The fact is, that from a human perspective, it is difficult to determine whether someone’s faith is genuine. And counterfeit faith can look very real for a long time. So real that it is nearly impossible for us to distinguish between it and the real thing. The way Paul says we know that faith is real is by watching it persevere. By watching it remain focused on the hope set before it year after year. Paul says elsewhere that “he who began a good work in you will bring it to completion at the day of Jesus Christ.”

So there is no losing your salvation, there are no conditions on this promise that when God begins a good work in you that he will bring it to completion. He doesn’t begin a good work and let us get in the way and mess it up. Though if he removed his hand from us we most certainly would. As the old song says, we are prone to wander, and prone to leave the God we love. But God holds us tightly, he sees to it that the work he began in us reaches its conclusion.

And so, genuine faith, is faith that over the long haul remains steadfast and sure. That doesn’t mean we don’t wander from time to time. That doesn’t mean we don’t slip and fall and make a mess of things.
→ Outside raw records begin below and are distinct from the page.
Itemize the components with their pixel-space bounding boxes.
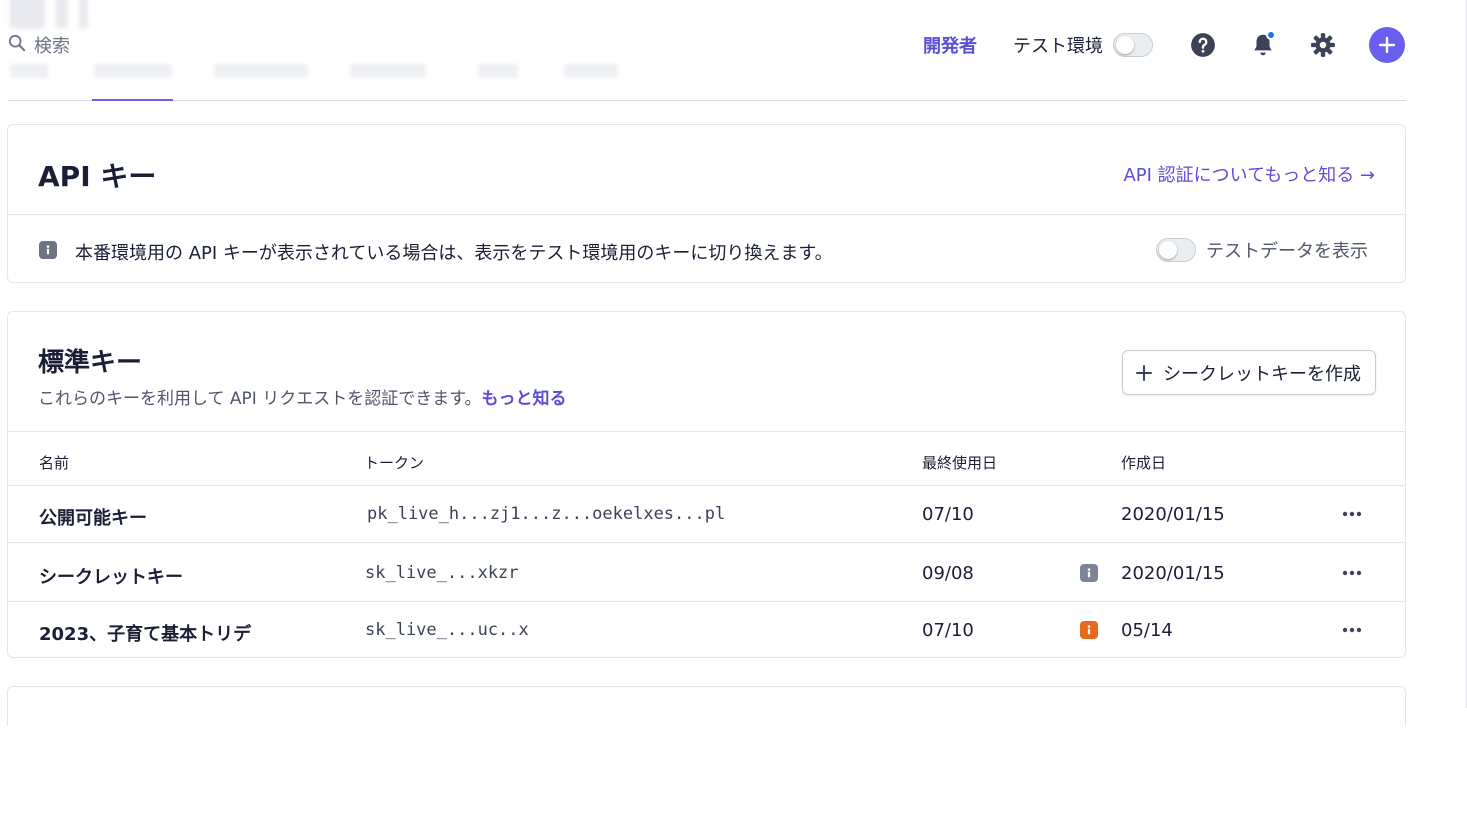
more-icon[interactable] (1340, 502, 1364, 526)
key-created: 2020/01/15 (1121, 504, 1225, 525)
table-row[interactable]: シークレットキー sk_live_...xkzr 09/08 2020/01/1… (8, 545, 1405, 602)
create-plus-button[interactable] (1369, 27, 1405, 63)
plus-icon (1136, 364, 1152, 381)
more-icon[interactable] (1340, 618, 1364, 642)
search-input[interactable]: 検索 (34, 32, 70, 58)
api-keys-title: API キー (38, 160, 157, 193)
tab-faded[interactable] (564, 64, 618, 78)
search-bar[interactable]: 検索 (8, 32, 70, 58)
key-token[interactable]: sk_live_...xkzr (365, 563, 519, 583)
key-created: 2020/01/15 (1121, 563, 1225, 584)
key-name: 公開可能キー (39, 508, 147, 529)
tab-faded[interactable] (10, 64, 48, 78)
table-row[interactable]: 2023、子育て基本トリデ sk_live_...uc..x 07/10 05/… (8, 602, 1405, 659)
more-icon[interactable] (1340, 561, 1364, 585)
table-header: 名前 トークン 最終使用日 作成日 (8, 431, 1405, 486)
divider (8, 214, 1405, 215)
help-icon[interactable] (1189, 31, 1217, 59)
standard-keys-subtitle: これらのキーを利用して API リクエストを認証できます。もっと知る (38, 384, 567, 409)
gear-icon[interactable] (1309, 31, 1337, 59)
info-icon[interactable] (1080, 564, 1098, 582)
developer-link[interactable]: 開発者 (923, 32, 977, 58)
notification-dot (1266, 30, 1276, 40)
info-icon (39, 241, 57, 259)
tab-faded-active[interactable] (94, 64, 172, 78)
key-last-used: 07/10 (922, 620, 974, 641)
bell-icon[interactable] (1249, 30, 1277, 59)
key-name: 2023、子育て基本トリデ (39, 624, 252, 645)
live-key-notice: 本番環境用の API キーが表示されている場合は、表示をテスト環境用のキーに切り… (75, 243, 833, 264)
tab-bar (8, 62, 1406, 101)
key-created: 05/14 (1121, 620, 1173, 641)
tab-faded[interactable] (214, 64, 308, 78)
create-secret-key-button[interactable]: シークレットキーを作成 (1122, 350, 1376, 395)
tab-faded[interactable] (350, 64, 426, 78)
api-keys-card: API キー API 認証についてもっと知る → 本番環境用の API キーが表… (7, 124, 1406, 283)
create-secret-key-label: シークレットキーを作成 (1163, 363, 1361, 385)
column-header-last-used: 最終使用日 (922, 454, 998, 472)
subtitle-text: これらのキーを利用して API リクエストを認証できます。 (38, 389, 482, 409)
plus-icon (1378, 36, 1396, 54)
column-header-name: 名前 (39, 454, 70, 472)
column-header-created: 作成日 (1121, 454, 1167, 472)
learn-more-link[interactable]: もっと知る (482, 389, 567, 409)
key-name: シークレットキー (39, 567, 183, 588)
test-data-label: テストデータを表示 (1206, 241, 1368, 262)
top-navigation: 開発者 テスト環境 (923, 26, 1405, 64)
key-last-used: 09/08 (922, 563, 974, 584)
test-env-toggle[interactable] (1113, 33, 1153, 57)
table-row[interactable]: 公開可能キー pk_live_h...zj1...z...oekelxes...… (8, 486, 1405, 543)
standard-keys-title: 標準キー (38, 348, 143, 378)
info-icon[interactable] (1080, 621, 1098, 639)
search-icon (8, 34, 26, 57)
next-card-partial (7, 686, 1406, 726)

But it does mean than when the dust has settled, that God has picked us back up, put us back on our feet, and set us back on the path that he started us on. A path that will one day lead to our own resurrection and to our shouting with the Apostle Paul: “O death, where is your victory? O death, where is your sting?”

Conclusion

Friends, Jesus Christ is the Lord of Creation and he is the Lord of Redemption. There is no part of creation that was not created by Jesus Christ and that there is no part of creation that will not be redeemed by Jesus Christ. All things were made in him, through him, and for him. And all things are redeemed in him, through him, and for him.

In a world where we are constantly confronted with the painful reality of death, knowing that there is a way to have victory over that death is really good news. I hope it has been made clear to you this morning that victory over death is found only in Jesus Christ who rose from the grave some two thousand years ago, defeating death once and for all for those who will place their faith in him. Make sure you have done that today. There is no better day for that than Easter.